O Brasil ainda é extremamente colonial

A artista portuguesa Grada Kilomba, que participou da 32ª edição da Bienal de São Paulo, fala sobre colonização e racismo. +

Grada Kilomba, 48, nasceu em Portugal, cresceu em São Tomé e Príncipe (uma das ex-colônias portuguesas na África) e viaja o mundo apresentando seus trabalhos – videoinstalações, performances e produções literárias – que versam fundamentalmente sobre racismo e memória. No Brasil, onde integrou a 32ª edição da Bienal de São Paulo, encerrada em dezembro último, apresentou a série de vídeos do seu “Projeto Desejo” e diz ter encontrado “um país fraturado”. “Há uma história de privilégios, escravatura e colonialismo expressa de maneira muito forte na realidade cotidiana”, explica. “E é espantoso ver a naturalidade com que os brasileiros conseguem lidar com isso”. Escritora, performer e professora da Universidade Humboldt – a mais antiga e uma das mais tradicionais de Berlim, onde vive atualmente –, Kilomba é autora dos livros “Plantations Memories – Episodes of Everyday Racism” (2008), em que conta suas histórias pessoais como mulher e negra, e “Performing knowledge” (2016), no qual trata da necessidade de “descolonizar os pensamentos”. “Muitas vezes, nos dizem que nós somos discriminados porque somos diferentes. Isso é um mito. Não sou discriminada por ser diferente, mas me torno diferente justamente pela discriminação que sofro”. Nesta entrevista, concedida durante a residência artística que realiza no Instituto Cultural Brasil-Alemanha (Icba), em Salvador (BA), ela fala sobre racismo e outros “ismos” que marcam o mundo contemporâneo: “O branco não é uma cor. O branco é uma definição política que representa os privilégios históricos, políticos e sociais de um determinado grupo. Um grupo que tem acesso a estruturas e instituições dominantes da sociedade. Branquitude representa a realidade e a história de um determinado grupo”.

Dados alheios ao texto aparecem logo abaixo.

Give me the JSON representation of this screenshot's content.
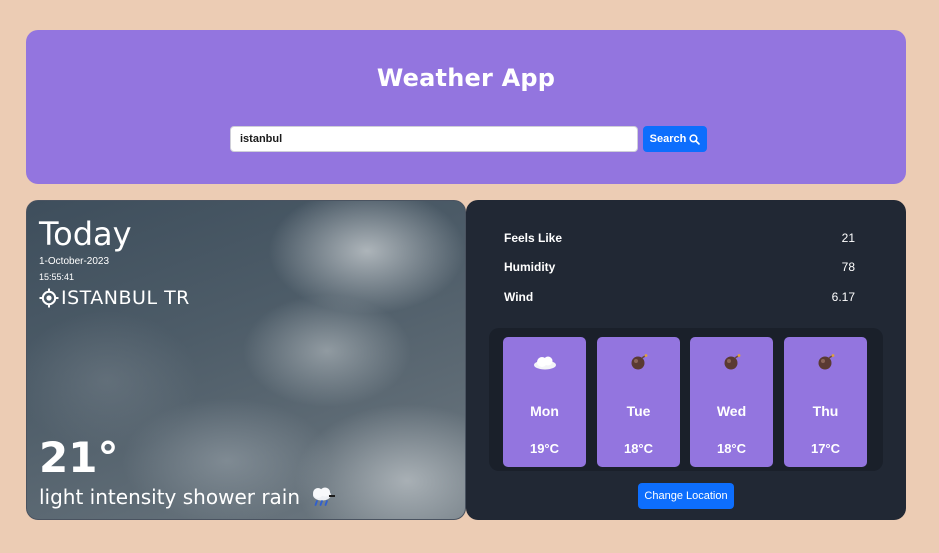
{
  "header": {
    "title": "Weather App",
    "search_value": "istanbul",
    "search_button_label": "Search"
  },
  "today": {
    "label": "Today",
    "date": "1-October-2023",
    "time": "15:55:41",
    "location": "ISTANBUL TR",
    "temperature": "21°",
    "condition": "light intensity shower rain"
  },
  "details": [
    {
      "label": "Feels Like",
      "value": "21"
    },
    {
      "label": "Humidity",
      "value": "78"
    },
    {
      "label": "Wind",
      "value": "6.17"
    }
  ],
  "forecast": [
    {
      "day": "Mon",
      "temp": "19°C",
      "icon": "cloud-icon"
    },
    {
      "day": "Tue",
      "temp": "18°C",
      "icon": "bomb-icon"
    },
    {
      "day": "Wed",
      "temp": "18°C",
      "icon": "bomb-icon"
    },
    {
      "day": "Thu",
      "temp": "17°C",
      "icon": "bomb-icon"
    }
  ],
  "change_location_label": "Change Location",
  "colors": {
    "page_bg": "#ecccb4",
    "accent_purple": "#9375df",
    "dark_card": "#212834",
    "button_blue": "#0d6efd"
  }
}
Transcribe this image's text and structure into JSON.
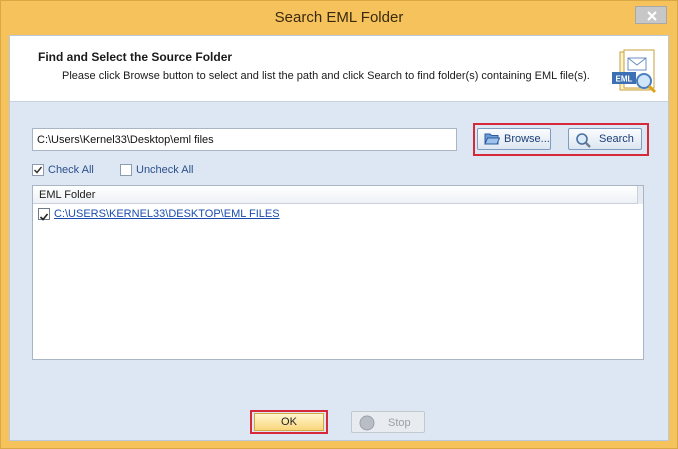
{
  "window": {
    "title": "Search EML Folder"
  },
  "header": {
    "title": "Find and Select the Source Folder",
    "description": "Please click Browse button to select and list the path and click Search to find folder(s) containing EML file(s).",
    "icon_label": "EML"
  },
  "path": {
    "value": "C:\\Users\\Kernel33\\Desktop\\eml files"
  },
  "toolbar": {
    "browse_label": "Browse...",
    "search_label": "Search"
  },
  "selection": {
    "check_all_label": "Check All",
    "uncheck_all_label": "Uncheck All"
  },
  "list": {
    "column_header": "EML Folder",
    "rows": [
      {
        "path": "C:\\USERS\\KERNEL33\\DESKTOP\\EML FILES",
        "checked": true
      }
    ]
  },
  "footer": {
    "ok_label": "OK",
    "stop_label": "Stop"
  },
  "colors": {
    "frame": "#f5c25b",
    "client": "#dde7f4",
    "highlight": "#d62a3a",
    "link": "#1a4cb0"
  }
}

Na Bienal de São Paulo, a senhora apresentou o “Desire Project” (Projeto Desejo), uma série de vídeos que indicam a presença de um sujeito sem voz, que é silenciado pela história. Vivemos num momento em que esse silêncio já foi quebrado?
Esse silêncio tem sido quebrado pontualmente. Mas não existe realmente uma linha contínua. Ele é quebrado por pensadores, por intelectuais e por artistas, que são exceções. A palavra que batiza o projeto – desejo – vem de uma vontade de expressar o que ainda não é expressado: o que nós queremos e o que é, de fato, importante para nós. Os sujeitos historicamente silenciados, como os negros, as mulheres e os gays, estão muito treinados a dizer o que não querem. Somos contra o racimo, o sexismo e a homofobia. Mas é muito importante também criar novas agendas, criar novos discursos. Como não nos perguntam o que nós desejamos, isso precisa ser colocado por nós. Qual é o caminho que eu quero seguir? Qual é o vocabulário que eu quero usar? Como eu quero me tornar visível? Como eu quero contar a minha história? Parte do processo de descolonização é se fazer essas questões. E isso integra um processo de humanização, porque o racismo, por exemplo, não nos permite ser humanos. O racismo nos coloca fora da condição humana, e isso é muito violento.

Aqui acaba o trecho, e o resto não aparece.